George Floyd, 46, died on May 25 in Minneapolis after a police officer knelt on his neck for nearly nine minutes. The killing has triggered protests against racism and police brutality in cities and smaller communities nationwide, as well as demonstrations by supporters around the world.
Some activists have called on social media for a million people to attend Saturday’s rally in the US capital. Local media has predicted tens of thousands will attend.
On the steps of the Lincoln Memorial, Delonno Carroll, a 27-year-old construction worker, said he had come out to demonstrate because he “simply cannot” sit and watch from home.
“Our voices need to be heard,” Carroll said. “No longer can we have a man call out for his mom on the streets and have to go through what George Floyd did.”
Six buses unloaded several hundred uniformed military personnel, most wearing body armor and carrying shields, at the White House grounds early on Saturday, a Reuters photographer said. Military Humvees were parked on tree-lined city streets.
Police — who drew criticism for firing smoke grenades and chemical irritant “pepper balls” before charging into peaceful protesters near the White House on Tuesday — were out in smaller numbers around the marchers on Saturday afternoon and generally in a more relaxed posture, wearing patrol uniforms rather than body armor and helmets.
By noon, about 3,000 demonstrators had gathered at the Lincoln Memorial and about the same number were near the White House, DC police reported. Another group of protesters was in front of the US Capitol.

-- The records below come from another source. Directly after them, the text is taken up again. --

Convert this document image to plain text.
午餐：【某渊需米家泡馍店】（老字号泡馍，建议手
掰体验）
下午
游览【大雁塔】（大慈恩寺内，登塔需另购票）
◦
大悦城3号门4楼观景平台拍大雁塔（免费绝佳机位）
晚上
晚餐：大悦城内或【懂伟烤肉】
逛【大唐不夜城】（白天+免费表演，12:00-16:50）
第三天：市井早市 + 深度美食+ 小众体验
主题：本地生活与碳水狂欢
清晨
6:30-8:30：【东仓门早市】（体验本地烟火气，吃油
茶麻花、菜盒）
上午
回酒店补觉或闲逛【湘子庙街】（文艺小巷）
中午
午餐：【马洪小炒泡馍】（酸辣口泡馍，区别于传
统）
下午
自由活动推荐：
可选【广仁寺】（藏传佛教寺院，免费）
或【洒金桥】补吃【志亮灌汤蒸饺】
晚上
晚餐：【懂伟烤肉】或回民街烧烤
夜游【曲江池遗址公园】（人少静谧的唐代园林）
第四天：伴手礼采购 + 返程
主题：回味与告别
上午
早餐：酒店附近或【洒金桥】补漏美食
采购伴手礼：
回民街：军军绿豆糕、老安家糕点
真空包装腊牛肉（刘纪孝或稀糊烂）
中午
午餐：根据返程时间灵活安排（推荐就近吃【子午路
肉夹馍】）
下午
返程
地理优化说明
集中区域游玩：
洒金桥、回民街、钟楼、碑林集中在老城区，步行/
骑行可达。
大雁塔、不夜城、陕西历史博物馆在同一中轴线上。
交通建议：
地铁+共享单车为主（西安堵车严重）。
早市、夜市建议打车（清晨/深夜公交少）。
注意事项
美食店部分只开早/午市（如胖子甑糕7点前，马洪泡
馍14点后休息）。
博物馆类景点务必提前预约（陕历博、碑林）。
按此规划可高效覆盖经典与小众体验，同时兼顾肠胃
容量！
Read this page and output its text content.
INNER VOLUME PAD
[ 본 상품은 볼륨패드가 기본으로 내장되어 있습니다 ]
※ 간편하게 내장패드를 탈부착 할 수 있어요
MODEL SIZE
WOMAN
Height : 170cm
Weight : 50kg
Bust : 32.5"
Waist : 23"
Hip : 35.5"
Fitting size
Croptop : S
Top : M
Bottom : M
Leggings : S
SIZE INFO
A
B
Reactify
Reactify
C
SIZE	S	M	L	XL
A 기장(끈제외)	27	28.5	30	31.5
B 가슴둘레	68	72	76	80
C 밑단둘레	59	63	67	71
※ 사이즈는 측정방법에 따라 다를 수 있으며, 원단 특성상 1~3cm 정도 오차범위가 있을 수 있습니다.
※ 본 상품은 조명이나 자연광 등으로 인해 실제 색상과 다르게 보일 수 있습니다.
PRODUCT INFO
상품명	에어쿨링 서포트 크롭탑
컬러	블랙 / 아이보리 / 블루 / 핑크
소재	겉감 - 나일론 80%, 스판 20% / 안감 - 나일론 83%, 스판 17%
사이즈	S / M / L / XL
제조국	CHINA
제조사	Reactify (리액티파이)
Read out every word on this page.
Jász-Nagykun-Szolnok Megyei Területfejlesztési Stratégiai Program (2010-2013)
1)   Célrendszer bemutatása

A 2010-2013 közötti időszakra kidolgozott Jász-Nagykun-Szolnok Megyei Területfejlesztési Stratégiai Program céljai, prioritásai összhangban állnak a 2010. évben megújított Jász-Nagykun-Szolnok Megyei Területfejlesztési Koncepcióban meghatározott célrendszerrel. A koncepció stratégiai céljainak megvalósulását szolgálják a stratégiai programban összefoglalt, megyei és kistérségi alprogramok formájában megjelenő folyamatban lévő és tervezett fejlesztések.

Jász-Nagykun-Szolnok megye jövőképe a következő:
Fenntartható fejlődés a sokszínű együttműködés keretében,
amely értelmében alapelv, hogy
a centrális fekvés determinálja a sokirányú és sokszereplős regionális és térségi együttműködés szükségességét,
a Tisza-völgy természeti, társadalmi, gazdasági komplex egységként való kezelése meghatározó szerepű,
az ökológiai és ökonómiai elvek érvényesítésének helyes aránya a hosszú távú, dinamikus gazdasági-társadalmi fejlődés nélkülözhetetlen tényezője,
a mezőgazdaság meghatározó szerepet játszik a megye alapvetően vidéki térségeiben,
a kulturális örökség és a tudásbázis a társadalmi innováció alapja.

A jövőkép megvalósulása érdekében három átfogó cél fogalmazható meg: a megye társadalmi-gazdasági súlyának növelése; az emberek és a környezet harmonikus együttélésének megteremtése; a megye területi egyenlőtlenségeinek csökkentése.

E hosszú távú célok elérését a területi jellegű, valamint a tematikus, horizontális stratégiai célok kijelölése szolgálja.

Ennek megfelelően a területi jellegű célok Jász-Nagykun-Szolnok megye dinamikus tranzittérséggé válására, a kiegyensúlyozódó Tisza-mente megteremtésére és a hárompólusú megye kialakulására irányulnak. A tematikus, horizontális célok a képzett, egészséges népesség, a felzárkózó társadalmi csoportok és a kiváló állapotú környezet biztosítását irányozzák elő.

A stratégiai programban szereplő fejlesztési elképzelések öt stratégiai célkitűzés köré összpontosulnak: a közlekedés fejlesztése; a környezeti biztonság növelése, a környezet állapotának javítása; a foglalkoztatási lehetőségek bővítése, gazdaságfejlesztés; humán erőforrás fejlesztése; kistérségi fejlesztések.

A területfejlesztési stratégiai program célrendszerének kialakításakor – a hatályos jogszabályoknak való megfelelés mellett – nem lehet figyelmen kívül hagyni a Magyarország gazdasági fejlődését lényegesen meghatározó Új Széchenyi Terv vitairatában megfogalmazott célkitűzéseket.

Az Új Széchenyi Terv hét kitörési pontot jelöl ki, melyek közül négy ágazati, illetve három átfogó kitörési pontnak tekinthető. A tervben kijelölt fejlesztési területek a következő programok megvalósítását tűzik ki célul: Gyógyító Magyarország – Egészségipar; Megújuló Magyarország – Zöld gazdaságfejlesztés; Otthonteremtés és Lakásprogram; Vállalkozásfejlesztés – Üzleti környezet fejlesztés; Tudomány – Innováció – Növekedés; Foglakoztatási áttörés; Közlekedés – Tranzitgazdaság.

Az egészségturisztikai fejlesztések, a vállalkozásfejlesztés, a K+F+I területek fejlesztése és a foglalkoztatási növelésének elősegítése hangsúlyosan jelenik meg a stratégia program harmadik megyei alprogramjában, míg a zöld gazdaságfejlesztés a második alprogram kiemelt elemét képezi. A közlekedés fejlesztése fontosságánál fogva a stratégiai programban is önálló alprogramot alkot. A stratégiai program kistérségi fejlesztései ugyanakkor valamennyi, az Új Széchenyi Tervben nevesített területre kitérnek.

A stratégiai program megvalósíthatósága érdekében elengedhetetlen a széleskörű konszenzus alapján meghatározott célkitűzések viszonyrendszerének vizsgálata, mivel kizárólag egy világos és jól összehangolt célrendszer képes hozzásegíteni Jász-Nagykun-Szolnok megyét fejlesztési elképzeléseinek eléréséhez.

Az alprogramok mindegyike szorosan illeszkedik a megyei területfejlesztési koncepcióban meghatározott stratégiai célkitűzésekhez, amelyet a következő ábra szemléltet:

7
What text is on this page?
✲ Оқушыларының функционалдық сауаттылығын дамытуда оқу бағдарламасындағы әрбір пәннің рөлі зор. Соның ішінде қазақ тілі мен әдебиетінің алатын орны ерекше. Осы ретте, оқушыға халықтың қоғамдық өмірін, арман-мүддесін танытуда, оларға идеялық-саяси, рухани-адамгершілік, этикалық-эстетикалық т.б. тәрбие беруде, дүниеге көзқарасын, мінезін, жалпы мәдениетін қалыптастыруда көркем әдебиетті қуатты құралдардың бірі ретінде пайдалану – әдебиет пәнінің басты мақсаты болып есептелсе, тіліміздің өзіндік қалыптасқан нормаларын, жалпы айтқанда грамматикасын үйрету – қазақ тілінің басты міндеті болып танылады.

Some passing motorists honked their horns in support, and some city residents came out on the street to hand out water and snacks to offer protesters relief from the sweltering heat.
Hundreds of demonstrators who marched past the George Washington University Hospital chanted “Hands up, don’t shoot!” “We March for hope, not for hate,” and “I can’t breathe!”
That last chant echoed protests from New York in 2014, when Eric Garner died in police custody after an officer used a banned chokehold on him. Garner and Floyd are part of a long line of black men and women killed by white officers.